Ama ondan daha önemlisi, bâzı camilerdeki ses cihazlarının perişanlığıdır. Ya bu cihazların kalitesizliğinden veya bilgisiz ve bilinçsiz kullanılmasından dolayı, bâzan Ezân-ı Muhammedi çevredekiler için bir azap kaynağı olmaktadır.

Ezanın bir ahengi, etkileyici bir yumuşaklığı olmalıdır. Sınırsızca açılan yüksek volümle ve eğitilmemiş kötü bir sesle okunan ezan, gerçekten azap verir ve dine mesafeli bir çok insanı ezandan, camiden, dinden soğutur. Yüksek volümü dindarlığın göstergesi sayan bir ezan okuyucu da, ancak kendini aldatmış olur ve sevap yerine belki de günah kazanır.

Onun için cami görevlilerinin daha dikkatli olması gerekir. Yakın çevredekileri rahatsız etmeyecek bir ses yüksekliği ile ezan okumaya özen göstermelidirler. Bu din hepimizindir.

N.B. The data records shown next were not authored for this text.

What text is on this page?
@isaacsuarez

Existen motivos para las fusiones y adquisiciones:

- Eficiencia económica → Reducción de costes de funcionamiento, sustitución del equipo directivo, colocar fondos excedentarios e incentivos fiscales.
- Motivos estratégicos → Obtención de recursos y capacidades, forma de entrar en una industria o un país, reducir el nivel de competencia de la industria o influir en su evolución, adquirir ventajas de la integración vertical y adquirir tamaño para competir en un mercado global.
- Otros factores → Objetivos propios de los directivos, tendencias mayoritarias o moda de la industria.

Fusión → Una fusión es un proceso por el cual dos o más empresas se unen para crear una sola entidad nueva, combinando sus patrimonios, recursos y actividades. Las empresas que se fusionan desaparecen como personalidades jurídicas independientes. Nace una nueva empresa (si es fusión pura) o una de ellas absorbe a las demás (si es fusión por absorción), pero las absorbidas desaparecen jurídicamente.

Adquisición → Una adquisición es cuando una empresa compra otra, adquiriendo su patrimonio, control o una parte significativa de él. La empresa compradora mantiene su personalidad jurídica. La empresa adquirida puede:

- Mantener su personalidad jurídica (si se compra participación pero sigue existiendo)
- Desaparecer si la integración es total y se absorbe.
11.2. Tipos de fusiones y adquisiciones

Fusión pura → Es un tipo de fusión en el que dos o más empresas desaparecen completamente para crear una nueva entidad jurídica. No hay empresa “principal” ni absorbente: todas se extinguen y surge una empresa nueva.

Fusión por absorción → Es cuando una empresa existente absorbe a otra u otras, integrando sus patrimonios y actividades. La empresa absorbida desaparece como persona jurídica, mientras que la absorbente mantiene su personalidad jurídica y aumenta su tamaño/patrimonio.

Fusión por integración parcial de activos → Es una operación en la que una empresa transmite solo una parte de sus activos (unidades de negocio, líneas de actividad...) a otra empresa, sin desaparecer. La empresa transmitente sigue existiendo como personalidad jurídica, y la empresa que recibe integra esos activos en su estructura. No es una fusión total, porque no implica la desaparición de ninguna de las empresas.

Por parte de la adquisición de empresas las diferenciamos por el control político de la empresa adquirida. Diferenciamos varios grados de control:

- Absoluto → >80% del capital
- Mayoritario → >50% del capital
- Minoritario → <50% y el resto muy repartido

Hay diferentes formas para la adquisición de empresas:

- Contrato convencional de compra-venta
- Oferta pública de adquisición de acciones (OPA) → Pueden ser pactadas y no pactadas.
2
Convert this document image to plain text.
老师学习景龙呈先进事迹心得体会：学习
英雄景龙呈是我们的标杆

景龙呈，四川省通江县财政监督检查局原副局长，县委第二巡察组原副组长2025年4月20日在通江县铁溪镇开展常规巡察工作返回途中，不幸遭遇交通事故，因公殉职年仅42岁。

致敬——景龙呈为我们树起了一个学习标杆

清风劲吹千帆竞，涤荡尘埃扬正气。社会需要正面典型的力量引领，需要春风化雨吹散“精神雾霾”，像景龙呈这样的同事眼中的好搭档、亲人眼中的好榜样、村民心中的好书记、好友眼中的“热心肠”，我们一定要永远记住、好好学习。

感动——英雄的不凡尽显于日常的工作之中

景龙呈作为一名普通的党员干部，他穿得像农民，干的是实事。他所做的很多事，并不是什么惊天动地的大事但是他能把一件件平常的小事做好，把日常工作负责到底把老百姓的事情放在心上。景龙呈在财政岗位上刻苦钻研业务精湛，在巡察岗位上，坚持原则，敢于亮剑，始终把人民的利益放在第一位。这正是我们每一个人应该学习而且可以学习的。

Bu ülkede dinle hiç alakası olmayıp da, ahenkli ve güzel bir sesle okunan ezanın etkisiyle dine ilgi duyan kimseler vardır. Bu vesileyle bazı gayr-ı müslimler de İslâmiyet’e girmiştir. Dini hikayelerimiz arasında bunun tam aksi yönünde olaylardan da söz edilir. Yani Müslümanlığa ısınan birini, çirkin sesli ve kötü okuyucu bir müezzinin bu dinden soğuttuğu görülür.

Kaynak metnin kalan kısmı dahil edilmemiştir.